According to a study published in the December issue of Archives of Neurology, one of the JAMA/Archives journals, individuals who suffer with Parkinson disease-related dementia seem to have increased brain atrophy in the parietal, hippocampal, temporal lobes, as well as decreased prefrontal cortex volume than individuals with Parkinson disease without dementia.

The researchers explain:

“Patients with Parkinson disease (PD) are at an increased risk of developing dementia (PDD), with cumulative prevalence rates of up to 80 percent.

Approximately 25 percent of non-demented PD patients meet neuropsychological criteria for mild cognitive impairment (PD-MCI), which converts to PDD in many cases, and even mild cognitive deficits in PD are associated with functional impairments and worse quality of life.”

Daniel Weintraub, M.D., of the Perelman School of Medicine, University of Pennsylvania, Philadelphia, and colleagues, set out to evaluate the areas and patterns of brain atrophy in individuals with Parkinson disease with normal cognition (PD-NC), individuals with Parkinson disease with dementia-level cognitive deficits (PDD), as well as individuals with PD with mild cognitive impairment (PD-MCI).

The researchers enrolled 84 individual with Parkinson disease (61 PD-NC, 11 PDD, and 12 PD-MCI) and 23 healthy control individuals to participate in the study. All participants in the study underwent magnetic resonance imaging (MRI) of the brain. The team gathered data as part of the University of Pennsylvania Center of Excellence for Research on Neurodegenerative Diseases.

After the researchers adjusted for other factors, such as education level, sex, and age of the participant, they discovered no between-group differences in regional brain volumes for PD-NC participants compared with control group patients. The team found that among participants with Parkinson disease, there were cognitive group-level differences in medial temporal lobe and hippocampal volumes.

The hippocampal volumes among PD-MCI and PDD participants were smaller than PD-NC participants, although the team found no differences between participants in the PDD and PD-MCI groups. In addition, participants in the PDD group had medial temporal lobe atrophy compared with participants in the PD-NC group, but not those in the PD-MCI group. The researchers observed no between-group differences for other regions in the brain.

Patients in the PD-MCI group had a different pattern of brain atrophy than participants in the PD-NC group, although similar to that of PDD participants. The researchers characterized this pattern by atrophy in prefrontal cortex gray and white matter, hippocampal volume, parietal lobe white matter, and occipital lobe gray and white matter.

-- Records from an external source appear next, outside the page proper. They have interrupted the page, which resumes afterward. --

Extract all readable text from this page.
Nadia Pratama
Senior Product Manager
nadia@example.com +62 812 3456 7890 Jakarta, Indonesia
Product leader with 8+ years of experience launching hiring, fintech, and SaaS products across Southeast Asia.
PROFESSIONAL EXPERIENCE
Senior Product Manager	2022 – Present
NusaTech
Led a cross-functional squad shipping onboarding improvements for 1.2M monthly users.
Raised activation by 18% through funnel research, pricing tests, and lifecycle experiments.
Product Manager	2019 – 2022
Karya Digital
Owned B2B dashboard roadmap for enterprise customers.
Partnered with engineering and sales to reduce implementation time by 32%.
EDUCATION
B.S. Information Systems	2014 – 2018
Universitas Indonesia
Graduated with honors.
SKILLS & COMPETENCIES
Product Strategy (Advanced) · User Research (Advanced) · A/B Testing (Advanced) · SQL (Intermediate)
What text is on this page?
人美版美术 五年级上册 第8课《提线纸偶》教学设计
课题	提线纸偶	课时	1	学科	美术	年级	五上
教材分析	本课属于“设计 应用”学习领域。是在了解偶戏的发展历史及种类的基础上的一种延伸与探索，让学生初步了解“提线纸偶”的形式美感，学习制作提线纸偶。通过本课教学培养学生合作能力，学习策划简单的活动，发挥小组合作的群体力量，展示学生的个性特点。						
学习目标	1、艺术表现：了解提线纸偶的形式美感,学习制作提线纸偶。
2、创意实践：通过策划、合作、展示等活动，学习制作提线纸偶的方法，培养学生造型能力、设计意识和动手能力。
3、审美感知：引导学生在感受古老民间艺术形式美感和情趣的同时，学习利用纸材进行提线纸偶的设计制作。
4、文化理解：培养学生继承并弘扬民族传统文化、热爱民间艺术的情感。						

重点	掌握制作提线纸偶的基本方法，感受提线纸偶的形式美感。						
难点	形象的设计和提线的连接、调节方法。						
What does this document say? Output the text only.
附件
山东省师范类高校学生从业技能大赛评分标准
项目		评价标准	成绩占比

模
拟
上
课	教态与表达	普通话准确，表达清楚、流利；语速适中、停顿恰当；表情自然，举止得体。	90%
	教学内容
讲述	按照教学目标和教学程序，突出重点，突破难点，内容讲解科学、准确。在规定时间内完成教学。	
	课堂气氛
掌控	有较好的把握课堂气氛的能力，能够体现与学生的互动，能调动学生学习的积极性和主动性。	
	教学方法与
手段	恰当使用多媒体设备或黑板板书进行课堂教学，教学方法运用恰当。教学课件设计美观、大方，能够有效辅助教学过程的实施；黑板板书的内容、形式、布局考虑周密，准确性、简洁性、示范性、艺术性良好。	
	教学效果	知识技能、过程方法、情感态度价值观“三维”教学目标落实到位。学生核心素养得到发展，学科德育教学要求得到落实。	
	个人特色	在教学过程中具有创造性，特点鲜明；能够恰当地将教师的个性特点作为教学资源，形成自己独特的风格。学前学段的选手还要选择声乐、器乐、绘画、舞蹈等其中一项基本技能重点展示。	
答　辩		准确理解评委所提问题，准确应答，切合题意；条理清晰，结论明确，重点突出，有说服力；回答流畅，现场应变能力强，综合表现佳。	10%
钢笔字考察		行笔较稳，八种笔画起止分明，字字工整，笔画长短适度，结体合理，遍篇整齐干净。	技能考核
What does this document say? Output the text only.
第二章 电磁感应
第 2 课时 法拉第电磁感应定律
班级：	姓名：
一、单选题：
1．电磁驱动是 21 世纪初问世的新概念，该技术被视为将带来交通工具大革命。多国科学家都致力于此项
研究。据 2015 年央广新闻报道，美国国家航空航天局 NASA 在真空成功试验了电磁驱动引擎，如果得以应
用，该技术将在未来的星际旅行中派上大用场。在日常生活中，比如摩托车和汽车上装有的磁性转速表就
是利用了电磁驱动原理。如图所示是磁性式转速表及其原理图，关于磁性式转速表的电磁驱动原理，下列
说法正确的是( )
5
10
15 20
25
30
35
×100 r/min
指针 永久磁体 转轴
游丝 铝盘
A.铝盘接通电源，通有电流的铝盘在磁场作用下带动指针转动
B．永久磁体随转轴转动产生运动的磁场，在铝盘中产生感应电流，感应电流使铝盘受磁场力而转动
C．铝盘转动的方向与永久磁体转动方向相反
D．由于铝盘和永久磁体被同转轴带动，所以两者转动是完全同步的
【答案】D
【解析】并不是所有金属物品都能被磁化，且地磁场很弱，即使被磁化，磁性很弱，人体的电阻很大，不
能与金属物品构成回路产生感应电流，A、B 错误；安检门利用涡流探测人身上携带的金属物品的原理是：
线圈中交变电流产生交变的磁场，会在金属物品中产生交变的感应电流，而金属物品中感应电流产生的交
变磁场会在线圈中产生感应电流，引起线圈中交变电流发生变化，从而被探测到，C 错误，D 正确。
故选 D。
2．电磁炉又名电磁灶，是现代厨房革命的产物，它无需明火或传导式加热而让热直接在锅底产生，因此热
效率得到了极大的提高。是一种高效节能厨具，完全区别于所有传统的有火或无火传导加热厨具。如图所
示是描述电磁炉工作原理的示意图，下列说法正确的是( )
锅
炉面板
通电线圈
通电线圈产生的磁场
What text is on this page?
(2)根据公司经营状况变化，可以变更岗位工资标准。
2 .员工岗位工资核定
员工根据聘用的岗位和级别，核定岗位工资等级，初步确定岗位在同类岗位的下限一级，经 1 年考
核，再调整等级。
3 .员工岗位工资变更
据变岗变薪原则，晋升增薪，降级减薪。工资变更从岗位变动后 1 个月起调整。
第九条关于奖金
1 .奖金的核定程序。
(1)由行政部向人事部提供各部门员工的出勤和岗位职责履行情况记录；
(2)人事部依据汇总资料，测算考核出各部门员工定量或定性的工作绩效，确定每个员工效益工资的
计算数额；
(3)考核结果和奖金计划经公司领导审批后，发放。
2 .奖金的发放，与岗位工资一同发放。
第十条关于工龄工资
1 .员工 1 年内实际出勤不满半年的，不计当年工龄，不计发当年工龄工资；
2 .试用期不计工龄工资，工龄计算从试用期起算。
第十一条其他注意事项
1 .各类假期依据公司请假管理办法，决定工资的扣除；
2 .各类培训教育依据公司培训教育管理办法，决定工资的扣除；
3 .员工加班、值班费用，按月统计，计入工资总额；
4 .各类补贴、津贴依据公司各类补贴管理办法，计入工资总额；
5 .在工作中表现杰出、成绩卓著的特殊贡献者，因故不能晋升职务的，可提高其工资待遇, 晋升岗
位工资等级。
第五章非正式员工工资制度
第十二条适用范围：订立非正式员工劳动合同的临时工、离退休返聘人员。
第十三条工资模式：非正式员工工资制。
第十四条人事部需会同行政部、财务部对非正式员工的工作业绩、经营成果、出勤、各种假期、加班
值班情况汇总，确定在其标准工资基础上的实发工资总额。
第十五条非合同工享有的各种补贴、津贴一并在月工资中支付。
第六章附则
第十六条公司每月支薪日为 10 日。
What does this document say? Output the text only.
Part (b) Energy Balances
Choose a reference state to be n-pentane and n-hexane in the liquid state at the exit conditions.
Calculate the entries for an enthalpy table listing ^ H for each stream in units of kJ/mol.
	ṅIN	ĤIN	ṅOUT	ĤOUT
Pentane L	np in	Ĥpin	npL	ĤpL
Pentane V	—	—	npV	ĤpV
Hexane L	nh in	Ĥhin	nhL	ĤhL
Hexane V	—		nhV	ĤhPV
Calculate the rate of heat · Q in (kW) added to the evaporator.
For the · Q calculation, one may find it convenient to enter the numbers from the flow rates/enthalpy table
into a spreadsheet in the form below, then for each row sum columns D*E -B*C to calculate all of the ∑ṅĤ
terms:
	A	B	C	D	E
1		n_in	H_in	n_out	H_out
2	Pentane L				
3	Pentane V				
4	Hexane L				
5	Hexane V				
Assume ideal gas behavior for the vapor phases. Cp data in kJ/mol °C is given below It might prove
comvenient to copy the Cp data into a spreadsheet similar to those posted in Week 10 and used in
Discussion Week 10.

In Parkinson’s disease patients without dementia, the team discovered an association between memory-encoding performance and hippocampal volume, “suggesting heterogeneity in the neural substrate of memory impairment.”

The researchers conclude:

“With growing recognition of Parkinson disease with mild cognitive impairment as common and clinically significant, it will be important to develop consensus diagnostic criteria, validate assessment instruments for use in clinical care and research, and test treatments for their symptomatic and disease-modifying effects. Use of a pattern classification approach may allow identification of diffuse regions of cortical gray and white matter atrophy early in the course of cognitive decline.”